Un mot tombe dans le champ du transfert, éloigne d’un transfert trop direct et de l’acte , se déplace sur la parole et permet de retrouver et d’explorer le sexuel en particulier l’érotisme maternel dans son lien à la sexualité infantile. Le transfert direct s’est transformé en transfert sur la parole qui permet de retrouver le corps, la sexualité infantile et le souvenir via la voie réfléchie de l’imaginaire, en particulier celle du rêve. Et tout cela grâce à une modalité particulière de l’accueil fait à un mot, un mot  dit comme un cri.

JK  reçoit cet accueil par l’analyste  du mot « abjection »  comme  une transmission, celle  de réfléchir et de  préserver de l’horreur. Elle le reçoit  comme le don d’un pouvoir  de l’éros maternel  celui   qui permettrait  de transformer les  émois du corps, besoins, émotions et sensations, même les plus négatives et de les faire cheminer vers la pensée  soutenant ainsi sa quête désirante de l’objet. Elle dira de son analyste : «  elle m’a réconcilié avec le féminin maternel ». Et elle traduit cette capacité par le terme de reliance .

 

IV- Abjection , reliance et sublimation

Le terme de reliance interroge : pourquoi un emprunt à l’anglais  au vieux  français ( selon FC), ou à une notion  issue de la sociologie ? En fait ce n’est pas l’emprunt qui est surprenant  mais la dimension néologique du mot.  De ce fait,  j’essayais de le remplacer par des notions plus classiquement psychanalytiques  comme liaison ou intrication. Mais cela n’allait pas  car elles  laissaient entendre qu’il y aurait une réduction possible du paradoxe fascination/répulsion  alors que c’est lui qui est moteur. J’interrogeais ensuite le rapport  reliance/transitionnalité , la transitionnalité cette notion maintenant bien familière en psychanalyse.  Mais là aussi cela n’allait pas car si la transitionnalité  essaie bien de répondre au paradoxe engendré par la séparation DD/DH  en utilisant grâce à l’objet transitionnel le champ de l’illusion,  elle laisse au second plan la sexualité et le langage qui sont au contraire des facteurs cruciaux de la reliance… J’ ai  remarqué enfin que la reliance apparaissait à  JK après la révélation de l’abjection, pour rendre compte en premier lieu de sa surprise  de la tendresse de l’accueil réservé à un mot pourtant marqué par le rejet et le dégoût.
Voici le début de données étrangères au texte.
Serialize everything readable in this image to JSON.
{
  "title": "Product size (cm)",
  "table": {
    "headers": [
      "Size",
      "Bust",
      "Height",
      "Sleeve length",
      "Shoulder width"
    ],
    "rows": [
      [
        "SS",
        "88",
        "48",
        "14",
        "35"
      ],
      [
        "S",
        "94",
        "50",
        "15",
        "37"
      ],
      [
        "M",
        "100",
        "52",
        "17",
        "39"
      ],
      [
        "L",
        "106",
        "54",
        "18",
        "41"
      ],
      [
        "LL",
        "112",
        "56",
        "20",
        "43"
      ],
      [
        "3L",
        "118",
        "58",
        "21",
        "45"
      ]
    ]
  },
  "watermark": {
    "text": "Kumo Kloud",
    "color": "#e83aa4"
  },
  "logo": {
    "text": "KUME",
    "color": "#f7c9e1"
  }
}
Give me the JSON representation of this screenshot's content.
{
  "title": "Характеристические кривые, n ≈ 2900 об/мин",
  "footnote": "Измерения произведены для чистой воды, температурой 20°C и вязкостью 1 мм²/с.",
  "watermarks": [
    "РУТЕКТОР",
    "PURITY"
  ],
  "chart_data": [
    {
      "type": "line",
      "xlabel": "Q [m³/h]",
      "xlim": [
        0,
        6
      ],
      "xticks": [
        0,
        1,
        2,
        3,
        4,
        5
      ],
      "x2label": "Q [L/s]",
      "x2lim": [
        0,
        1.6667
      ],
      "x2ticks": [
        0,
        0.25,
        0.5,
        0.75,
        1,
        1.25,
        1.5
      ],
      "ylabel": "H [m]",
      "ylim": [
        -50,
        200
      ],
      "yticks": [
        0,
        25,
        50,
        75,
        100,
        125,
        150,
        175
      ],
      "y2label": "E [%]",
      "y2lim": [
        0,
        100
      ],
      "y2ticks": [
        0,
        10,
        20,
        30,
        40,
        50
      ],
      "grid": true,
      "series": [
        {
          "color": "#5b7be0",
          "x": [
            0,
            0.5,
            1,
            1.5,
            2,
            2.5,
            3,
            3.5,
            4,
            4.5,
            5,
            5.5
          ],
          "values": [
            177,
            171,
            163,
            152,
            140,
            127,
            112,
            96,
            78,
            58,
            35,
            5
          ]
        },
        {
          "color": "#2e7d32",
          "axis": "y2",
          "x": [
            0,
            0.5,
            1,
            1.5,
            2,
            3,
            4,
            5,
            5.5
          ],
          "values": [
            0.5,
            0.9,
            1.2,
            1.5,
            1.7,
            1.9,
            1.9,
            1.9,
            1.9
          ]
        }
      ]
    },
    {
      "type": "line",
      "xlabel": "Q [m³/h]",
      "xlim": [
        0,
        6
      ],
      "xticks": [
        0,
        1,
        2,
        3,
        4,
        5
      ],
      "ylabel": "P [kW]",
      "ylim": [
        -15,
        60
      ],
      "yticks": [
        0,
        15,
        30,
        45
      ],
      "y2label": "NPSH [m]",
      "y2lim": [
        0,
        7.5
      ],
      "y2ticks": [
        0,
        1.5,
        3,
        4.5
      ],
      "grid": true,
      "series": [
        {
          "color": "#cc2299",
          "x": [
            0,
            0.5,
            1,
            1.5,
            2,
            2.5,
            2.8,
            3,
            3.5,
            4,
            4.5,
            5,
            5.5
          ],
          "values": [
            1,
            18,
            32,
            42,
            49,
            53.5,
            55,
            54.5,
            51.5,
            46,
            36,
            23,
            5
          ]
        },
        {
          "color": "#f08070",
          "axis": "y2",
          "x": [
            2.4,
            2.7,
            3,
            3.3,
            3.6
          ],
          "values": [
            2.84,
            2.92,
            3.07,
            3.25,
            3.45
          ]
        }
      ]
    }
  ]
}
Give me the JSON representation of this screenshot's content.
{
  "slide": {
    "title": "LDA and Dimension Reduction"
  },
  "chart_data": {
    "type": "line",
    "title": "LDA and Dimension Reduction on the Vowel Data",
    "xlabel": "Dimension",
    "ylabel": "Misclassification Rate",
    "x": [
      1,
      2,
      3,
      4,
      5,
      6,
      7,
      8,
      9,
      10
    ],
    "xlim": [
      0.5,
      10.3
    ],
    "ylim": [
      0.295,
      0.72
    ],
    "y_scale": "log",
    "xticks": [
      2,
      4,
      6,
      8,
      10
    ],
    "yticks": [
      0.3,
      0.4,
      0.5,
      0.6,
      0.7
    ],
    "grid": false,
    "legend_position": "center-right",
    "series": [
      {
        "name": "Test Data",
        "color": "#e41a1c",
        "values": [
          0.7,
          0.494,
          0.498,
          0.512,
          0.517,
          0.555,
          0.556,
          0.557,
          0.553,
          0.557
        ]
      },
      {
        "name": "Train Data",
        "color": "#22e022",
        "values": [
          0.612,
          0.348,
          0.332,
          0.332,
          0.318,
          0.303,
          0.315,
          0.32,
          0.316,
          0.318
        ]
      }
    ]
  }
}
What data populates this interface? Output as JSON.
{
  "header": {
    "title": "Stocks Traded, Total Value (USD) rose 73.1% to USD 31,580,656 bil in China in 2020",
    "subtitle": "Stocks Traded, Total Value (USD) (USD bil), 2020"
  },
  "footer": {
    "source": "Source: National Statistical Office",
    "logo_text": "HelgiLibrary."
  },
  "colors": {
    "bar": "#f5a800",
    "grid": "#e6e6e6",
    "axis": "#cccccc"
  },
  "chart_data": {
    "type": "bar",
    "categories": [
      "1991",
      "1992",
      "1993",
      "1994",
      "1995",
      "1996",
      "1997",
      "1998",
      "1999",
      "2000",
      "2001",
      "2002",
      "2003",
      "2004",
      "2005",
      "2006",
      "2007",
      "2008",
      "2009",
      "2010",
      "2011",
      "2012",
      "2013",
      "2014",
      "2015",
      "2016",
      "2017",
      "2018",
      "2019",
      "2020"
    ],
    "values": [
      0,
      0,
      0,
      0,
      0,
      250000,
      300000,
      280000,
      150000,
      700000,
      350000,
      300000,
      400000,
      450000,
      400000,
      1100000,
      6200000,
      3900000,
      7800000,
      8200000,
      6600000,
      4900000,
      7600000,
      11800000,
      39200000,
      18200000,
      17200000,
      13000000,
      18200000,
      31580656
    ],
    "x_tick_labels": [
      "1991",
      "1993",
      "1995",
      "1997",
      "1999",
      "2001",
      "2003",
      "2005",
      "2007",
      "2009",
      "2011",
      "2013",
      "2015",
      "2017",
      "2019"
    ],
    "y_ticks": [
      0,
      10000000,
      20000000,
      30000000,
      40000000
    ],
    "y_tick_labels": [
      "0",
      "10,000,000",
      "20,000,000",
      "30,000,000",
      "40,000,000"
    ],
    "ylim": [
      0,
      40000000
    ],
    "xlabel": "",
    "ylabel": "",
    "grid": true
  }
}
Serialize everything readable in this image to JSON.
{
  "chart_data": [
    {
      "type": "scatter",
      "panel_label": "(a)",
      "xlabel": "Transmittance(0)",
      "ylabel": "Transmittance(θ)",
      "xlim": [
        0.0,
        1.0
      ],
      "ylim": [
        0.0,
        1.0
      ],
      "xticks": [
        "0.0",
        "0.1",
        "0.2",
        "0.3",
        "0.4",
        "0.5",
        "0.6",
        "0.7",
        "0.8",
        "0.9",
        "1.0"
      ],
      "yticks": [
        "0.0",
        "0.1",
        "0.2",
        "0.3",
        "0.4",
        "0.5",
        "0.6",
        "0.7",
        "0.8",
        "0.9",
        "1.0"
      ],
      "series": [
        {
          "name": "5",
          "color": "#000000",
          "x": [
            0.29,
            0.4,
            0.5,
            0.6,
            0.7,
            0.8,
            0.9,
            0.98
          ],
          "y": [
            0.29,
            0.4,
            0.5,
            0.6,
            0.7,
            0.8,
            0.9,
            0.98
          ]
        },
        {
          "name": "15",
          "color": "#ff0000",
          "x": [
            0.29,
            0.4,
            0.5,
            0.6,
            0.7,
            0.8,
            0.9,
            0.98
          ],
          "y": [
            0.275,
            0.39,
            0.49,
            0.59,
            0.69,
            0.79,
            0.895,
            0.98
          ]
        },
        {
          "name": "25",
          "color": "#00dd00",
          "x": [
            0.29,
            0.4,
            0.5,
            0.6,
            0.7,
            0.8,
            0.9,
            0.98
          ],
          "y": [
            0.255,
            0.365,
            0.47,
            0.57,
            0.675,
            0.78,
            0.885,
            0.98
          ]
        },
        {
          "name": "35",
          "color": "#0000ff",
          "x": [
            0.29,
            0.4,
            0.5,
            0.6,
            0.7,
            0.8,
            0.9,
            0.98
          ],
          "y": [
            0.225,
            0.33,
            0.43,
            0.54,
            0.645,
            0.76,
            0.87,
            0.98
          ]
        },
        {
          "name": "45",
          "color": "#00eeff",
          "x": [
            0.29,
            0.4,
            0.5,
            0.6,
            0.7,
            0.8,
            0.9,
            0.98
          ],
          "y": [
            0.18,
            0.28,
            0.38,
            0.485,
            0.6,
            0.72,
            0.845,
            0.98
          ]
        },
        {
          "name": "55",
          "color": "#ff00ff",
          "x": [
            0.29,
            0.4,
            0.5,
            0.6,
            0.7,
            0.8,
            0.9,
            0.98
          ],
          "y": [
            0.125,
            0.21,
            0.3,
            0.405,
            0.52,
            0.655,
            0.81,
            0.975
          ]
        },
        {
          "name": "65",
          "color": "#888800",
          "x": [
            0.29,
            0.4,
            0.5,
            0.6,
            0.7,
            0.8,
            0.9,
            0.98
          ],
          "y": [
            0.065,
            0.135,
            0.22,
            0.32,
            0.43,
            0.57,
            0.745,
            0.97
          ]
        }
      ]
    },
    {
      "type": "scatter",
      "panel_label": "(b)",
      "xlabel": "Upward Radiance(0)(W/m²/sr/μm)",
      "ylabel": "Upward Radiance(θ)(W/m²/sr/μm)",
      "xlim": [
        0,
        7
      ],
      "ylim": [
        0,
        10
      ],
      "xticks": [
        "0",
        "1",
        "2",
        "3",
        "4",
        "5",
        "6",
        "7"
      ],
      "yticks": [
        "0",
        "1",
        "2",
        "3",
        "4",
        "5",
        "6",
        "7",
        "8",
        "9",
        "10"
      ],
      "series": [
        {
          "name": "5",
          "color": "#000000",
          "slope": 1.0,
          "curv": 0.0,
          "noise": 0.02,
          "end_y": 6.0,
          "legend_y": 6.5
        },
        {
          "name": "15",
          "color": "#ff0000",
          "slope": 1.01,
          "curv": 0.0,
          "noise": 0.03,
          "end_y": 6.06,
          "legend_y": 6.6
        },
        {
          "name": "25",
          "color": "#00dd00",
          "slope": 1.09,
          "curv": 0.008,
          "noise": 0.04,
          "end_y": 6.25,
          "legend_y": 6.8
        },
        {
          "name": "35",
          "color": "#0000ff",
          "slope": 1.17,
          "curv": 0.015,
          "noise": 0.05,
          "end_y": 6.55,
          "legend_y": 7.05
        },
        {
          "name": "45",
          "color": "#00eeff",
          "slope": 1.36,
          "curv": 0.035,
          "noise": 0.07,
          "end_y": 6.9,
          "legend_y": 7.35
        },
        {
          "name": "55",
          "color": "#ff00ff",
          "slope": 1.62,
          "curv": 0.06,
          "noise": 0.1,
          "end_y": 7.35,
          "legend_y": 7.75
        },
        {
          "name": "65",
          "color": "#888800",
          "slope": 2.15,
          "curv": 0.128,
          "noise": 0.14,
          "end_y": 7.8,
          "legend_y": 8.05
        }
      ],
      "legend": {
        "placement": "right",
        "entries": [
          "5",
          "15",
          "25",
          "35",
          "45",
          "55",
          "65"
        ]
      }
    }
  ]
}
Je me suis dit que c’est ce renversement qui était central et qu’il fallait alors considéré la reliance comme l’antonyme de l’abjection pour comprendre ce moment  analytique fécond . J’ai cherché la liste des antonymes et j’y ai trouvé élévation opposée à  bassesse et surtout dépassement. Avec la notion de dépassement me revenait  tout le débat psychanalytique tournant autour de la traduction d’aufhebung dans le texte de Freud sur la négation. Je rappelle que Lacan à ce propos  reprenant  hyppolite le traduit par sublimation.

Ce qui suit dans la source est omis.